Passing: Art. 35 SVG (road traffic law)
Im Kolonnenverkehr darf nur überholen, wer die Gewissheit hat, rechtzeitig und ohne Behinderung anderer Fahrzeuge wieder einbiegen zu können.
Wer überholt, muss auf die übrigen Strassenbenützer, namentlich auf jene, die er überholen will, besonders Rücksicht nehmen.
In Kolonnenverkehr [don't know the English expression, it's when the traffic goes in a file, but doesn't belong together as in a convoy], one can only pass if one is sure to be able to get back into the lane in a timely manner and without hindering other vehicles.
Who passes, has to particularly consider other road users - especially those whom they are passing.
Which was violated by the car driver. And of course, passing is only allowed if the necessary space is unambiguously clear.
Dem sich ankündigenden, schneller fahrenden Fahrzeug ist die Strasse zum Überholen freizugeben. Wer überholt wird, darf die Geschwindigkeit nicht erhöhen.
The road is to be cleared for passing for the faster and signaling vehicle. The one who is passed, must not increase their speed.

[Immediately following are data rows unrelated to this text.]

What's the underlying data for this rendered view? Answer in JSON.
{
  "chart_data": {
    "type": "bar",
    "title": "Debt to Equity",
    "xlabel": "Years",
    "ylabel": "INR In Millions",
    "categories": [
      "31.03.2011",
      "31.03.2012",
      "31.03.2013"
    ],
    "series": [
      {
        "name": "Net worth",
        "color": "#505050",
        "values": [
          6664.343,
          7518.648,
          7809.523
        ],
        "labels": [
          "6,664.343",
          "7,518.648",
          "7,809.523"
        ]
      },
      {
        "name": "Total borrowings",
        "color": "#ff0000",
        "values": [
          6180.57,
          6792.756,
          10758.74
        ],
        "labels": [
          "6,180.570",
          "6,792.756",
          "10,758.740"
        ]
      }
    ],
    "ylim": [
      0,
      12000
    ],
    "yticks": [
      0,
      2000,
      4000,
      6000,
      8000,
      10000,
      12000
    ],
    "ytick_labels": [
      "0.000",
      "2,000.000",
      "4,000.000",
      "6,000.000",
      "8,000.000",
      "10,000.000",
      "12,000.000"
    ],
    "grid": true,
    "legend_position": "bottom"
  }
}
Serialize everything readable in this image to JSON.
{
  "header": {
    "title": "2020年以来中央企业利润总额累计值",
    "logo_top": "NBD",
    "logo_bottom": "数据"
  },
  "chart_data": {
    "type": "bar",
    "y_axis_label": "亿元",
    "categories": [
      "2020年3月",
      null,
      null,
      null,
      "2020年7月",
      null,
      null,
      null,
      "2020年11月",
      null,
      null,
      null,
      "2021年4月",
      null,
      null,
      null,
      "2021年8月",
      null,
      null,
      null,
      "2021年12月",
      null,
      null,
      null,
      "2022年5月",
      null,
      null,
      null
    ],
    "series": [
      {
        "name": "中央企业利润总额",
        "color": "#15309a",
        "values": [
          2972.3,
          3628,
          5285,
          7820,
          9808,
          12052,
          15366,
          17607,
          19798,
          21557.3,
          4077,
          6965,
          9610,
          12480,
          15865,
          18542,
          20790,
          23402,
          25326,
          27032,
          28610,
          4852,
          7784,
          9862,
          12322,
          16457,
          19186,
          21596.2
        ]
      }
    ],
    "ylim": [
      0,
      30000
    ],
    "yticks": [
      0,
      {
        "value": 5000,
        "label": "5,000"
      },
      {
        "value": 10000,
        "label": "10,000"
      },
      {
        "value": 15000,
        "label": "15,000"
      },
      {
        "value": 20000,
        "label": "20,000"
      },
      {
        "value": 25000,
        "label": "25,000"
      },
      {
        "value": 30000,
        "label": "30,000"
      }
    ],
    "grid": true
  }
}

So maybe honking (in a non-aggressive [!]) manner is just signaling that they want to pass according to art. 35 SVG.
Also, slow motorized traffic is required to leave space in front and even to pull out in order to allow faster traffic to pass (Art 10 VRV), but bikes are not mentioned in this respect. They'd still need to not hinder other road users any more than necessary, though.